What is Anemia?
The condition known as anemia occurs when the level of hemoglobin, the molecule which transports oxygen in the blood, falls, or the number of red blood cells falls below normal levels, causing a reduction in the supply of oxygen to the tissues. Common causes of anemia in women include loss of blood during menstruation, and nutritional deficiency of iron, folate or vitamin B12. Common symptoms of anemia include tiredness and fatigue.
Diet Guide For Anemia
If you are anemic, here is some basic advice to reduce symptoms of anemia by dietary means:
- Increase your intake of iron from foods such as offal (eg. liver), other red meat, offal, chicken, fish and green leafy vegetables like spinach. [Note: avoid offal when pregnant due to possible vitamin A overload]
- Iron from animal sources is more easily absorbed than iron from plant foods.
- Vitamin C increases the uptake of iron, so add foods containing vitamin C (eg. orange juice, tomato salad) to your iron-rich meals, or eat any citrus fruit for dessert.

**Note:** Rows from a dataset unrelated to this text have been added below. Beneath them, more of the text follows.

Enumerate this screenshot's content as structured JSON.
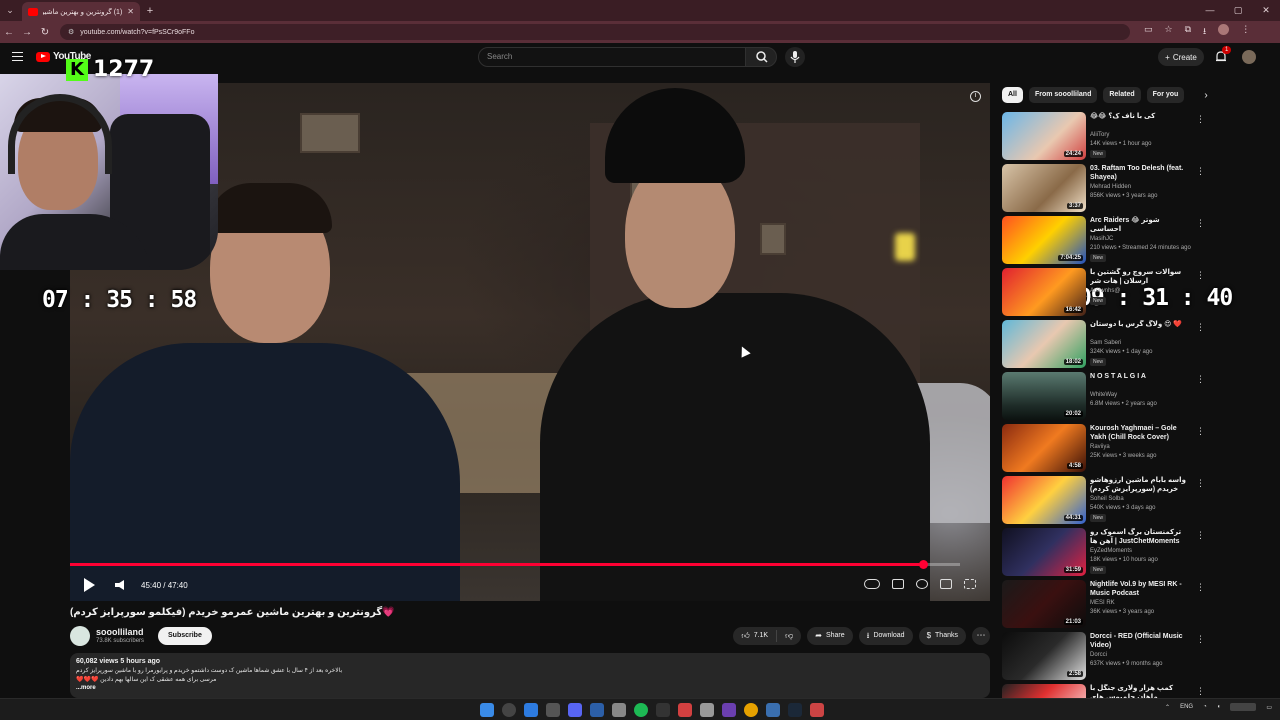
{
  "browser": {
    "tab_title": "(1) گرونترین و بهترین ماشین",
    "url": "youtube.com/watch?v=fPsSCr9oFFo"
  },
  "header": {
    "logo_text": "YouTube",
    "search_placeholder": "Search",
    "create_label": "Create",
    "notification_count": "1"
  },
  "overlay": {
    "kick_logo": "K",
    "kick_viewers": "1277",
    "timer_left": "07 : 35 : 58",
    "timer_right": "09 : 31 : 40"
  },
  "player": {
    "time": "45:40 / 47:40",
    "progress": 0.958
  },
  "video": {
    "title": "💗گرونترین و بهترین ماشین عمرمو خریدم (فیکلمو سورپرایز کردم)",
    "channel": "sooolliland",
    "subscribers": "73.8K subscribers",
    "subscribe_label": "Subscribe",
    "likes": "7.1K",
    "share_label": "Share",
    "download_label": "Download",
    "thanks_label": "Thanks",
    "stats": "60,082 views  5 hours ago",
    "desc_line1": "بالاخره بعد از ۴ سال با عشق شماها ماشین ک دوست داشتمو خریدم و پرایورمرا رو با ماشین سورپرایز کردم",
    "desc_line2": "مرسی برای همه عشقی ک این سالها بهم دادین ❤️❤️❤️",
    "desc_more": "...more"
  },
  "sidebar": {
    "chips": [
      "All",
      "From sooolliland",
      "Related",
      "For you"
    ],
    "recs": [
      {
        "title": "😂😂 کی با ناف ک؟",
        "channel": "AliiTory",
        "meta": "14K views • 1 hour ago",
        "new": "New",
        "duration": "24:24"
      },
      {
        "title": "03. Raftam Too Delesh (feat. Shayea)",
        "channel": "Mehrad Hidden",
        "meta": "856K views • 3 years ago",
        "new": "",
        "duration": "3:37"
      },
      {
        "title": "Arc Raiders 😂 شوتر احساسی",
        "channel": "MasihJC",
        "meta": "210 views • Streamed 24 minutes ago",
        "new": "New",
        "duration": "7:04:25"
      },
      {
        "title": "سوالات سروچ رو گشتین با ارسلان | هات شر",
        "channel": "Arslwnhs@",
        "meta": "",
        "new": "New",
        "duration": "16:42"
      },
      {
        "title": "ولاگ گرس با دوستان 😍 ❤️",
        "channel": "Sam Saberi",
        "meta": "324K views • 1 day ago",
        "new": "New",
        "duration": "18:02"
      },
      {
        "title": "N O S T A L G I A",
        "channel": "WhiteWay",
        "meta": "6.8M views • 2 years ago",
        "new": "",
        "duration": "20:02"
      },
      {
        "title": "Kourosh Yaghmaei – Gole Yakh (Chill Rock Cover)",
        "channel": "Raviiya",
        "meta": "25K views • 3 weeks ago",
        "new": "",
        "duration": "4:58"
      },
      {
        "title": "واسه بابام ماشین آرزوهاشو خریدم (سورپرایزش کردم)",
        "channel": "Soheil Solba",
        "meta": "540K views • 3 days ago",
        "new": "New",
        "duration": "44:31"
      },
      {
        "title": "ترکمنستان برگ اسموک رو آهن ها | JustChetMoments #313",
        "channel": "EyZedMoments",
        "meta": "18K views • 10 hours ago",
        "new": "New",
        "duration": "31:59"
      },
      {
        "title": "Nightlife Vol.9 by MESI RK - Music Podcast",
        "channel": "MESI RK",
        "meta": "36K views • 3 years ago",
        "new": "",
        "duration": "21:03"
      },
      {
        "title": "Dorcci - RED (Official Music Video)",
        "channel": "Dorcci",
        "meta": "637K views • 9 months ago",
        "new": "",
        "duration": "2:58"
      },
      {
        "title": "کمپ هزار ولاری جنگل با ماهان چلمپوس های",
        "channel": "",
        "meta": "",
        "new": "",
        "duration": ""
      }
    ]
  },
  "taskbar": {
    "lang": "ENG"
  },
  "colors": {
    "accent": "#ff0033",
    "kick_green": "#53fc18",
    "browser_frame": "#5a2e38"
  }
}
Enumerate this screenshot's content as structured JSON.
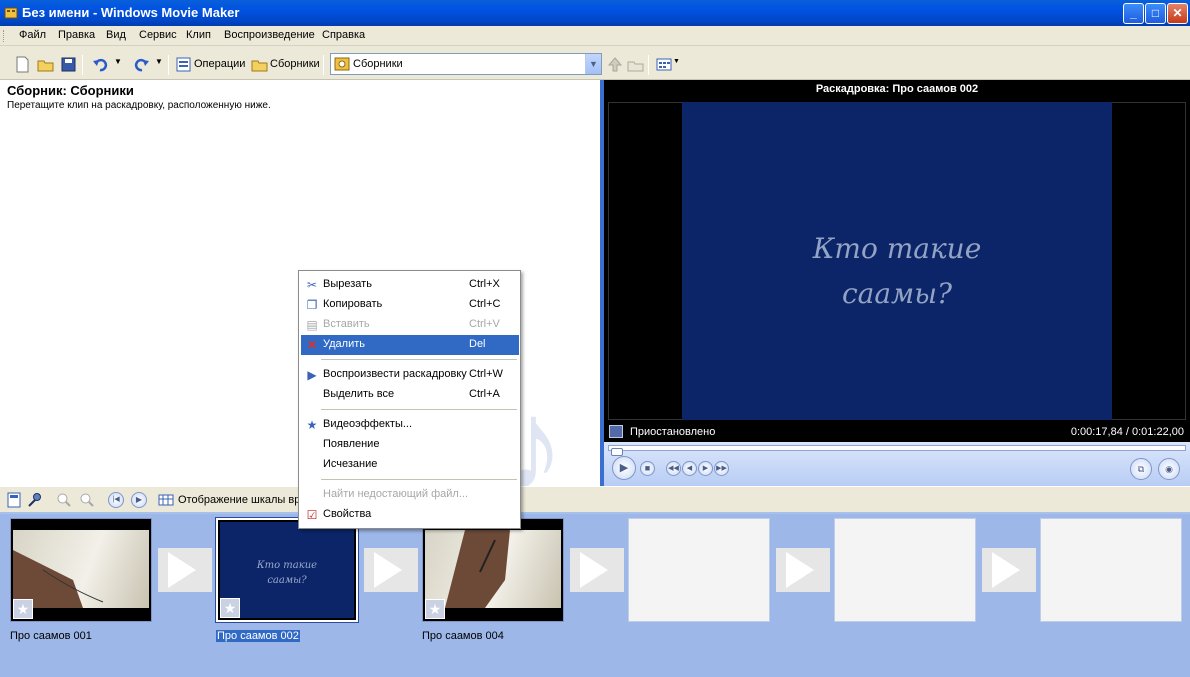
{
  "window": {
    "title": "Без имени - Windows Movie Maker",
    "minimize": "_",
    "maximize": "□",
    "close": "✕"
  },
  "menu": [
    "Файл",
    "Правка",
    "Вид",
    "Сервис",
    "Клип",
    "Воспроизведение",
    "Справка"
  ],
  "toolbar": {
    "operations_label": "Операции",
    "collections_label": "Сборники",
    "collection_combo_value": "Сборники"
  },
  "collection_pane": {
    "heading": "Сборник: Сборники",
    "instruction": "Перетащите клип на раскадровку, расположенную ниже."
  },
  "preview": {
    "title": "Раскадровка: Про саамов 002",
    "screen_line1": "Кто такие",
    "screen_line2": "саамы?",
    "status": "Приостановлено",
    "time": "0:00:17,84 / 0:01:22,00"
  },
  "context_menu": [
    {
      "label": "Вырезать",
      "shortcut": "Ctrl+X",
      "icon": "scissors-icon",
      "enabled": true
    },
    {
      "label": "Копировать",
      "shortcut": "Ctrl+C",
      "icon": "copy-icon",
      "enabled": true
    },
    {
      "label": "Вставить",
      "shortcut": "Ctrl+V",
      "icon": "paste-icon",
      "enabled": false
    },
    {
      "label": "Удалить",
      "shortcut": "Del",
      "icon": "delete-icon",
      "enabled": true,
      "highlighted": true
    },
    {
      "label": "Воспроизвести раскадровку",
      "shortcut": "Ctrl+W",
      "icon": "play-icon",
      "enabled": true
    },
    {
      "label": "Выделить все",
      "shortcut": "Ctrl+A",
      "enabled": true
    },
    {
      "label": "Видеоэффекты...",
      "icon": "effects-star-icon",
      "enabled": true
    },
    {
      "label": "Появление",
      "enabled": true
    },
    {
      "label": "Исчезание",
      "enabled": true
    },
    {
      "label": "Найти недостающий файл...",
      "enabled": false
    },
    {
      "label": "Свойства",
      "icon": "properties-icon",
      "enabled": true
    }
  ],
  "storyboard": {
    "timeline_toggle_label": "Отображение шкалы вре",
    "clips": [
      {
        "label": "Про саамов 001"
      },
      {
        "label": "Про саамов 002",
        "card_line1": "Кто такие",
        "card_line2": "саамы?",
        "selected": true
      },
      {
        "label": "Про саамов 004"
      }
    ]
  },
  "colors": {
    "titlebar": "#0153e3",
    "selection": "#316ac5",
    "storyboard_bg": "#9cb7e8",
    "title_card": "#0c2568"
  }
}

- Lack of vitamin B12 can contribute to anemia, so in addition to adding iron to your eating plan increase your intake of foods containing vitamin B12, such as beef, pork, eggs, cheese and milk. Vegetarians should eat plenty of yeast extract or B12-fortified foods like ready-to-eat cereals.
- Increase your intake of folate by adding these foods to your diet: green leafy vegetables, Brussels sprouts, broccoli, whole grains, wheatgerm, fortified breakfast cereal, avocados, egg yolks and melon.
Restrict Intake of Foods That Deplete Iron Levels
Symptoms of iron-deficiency anemia may be aggravated by certain foods. So reduce your consumption of foods that reduce iron-absorption or deplete your iron reserves. These foods include: tea, coffee, bran or bran cereals. TIP: Stinging nettles and dandelion leaves are rich in iron and make interesting teas.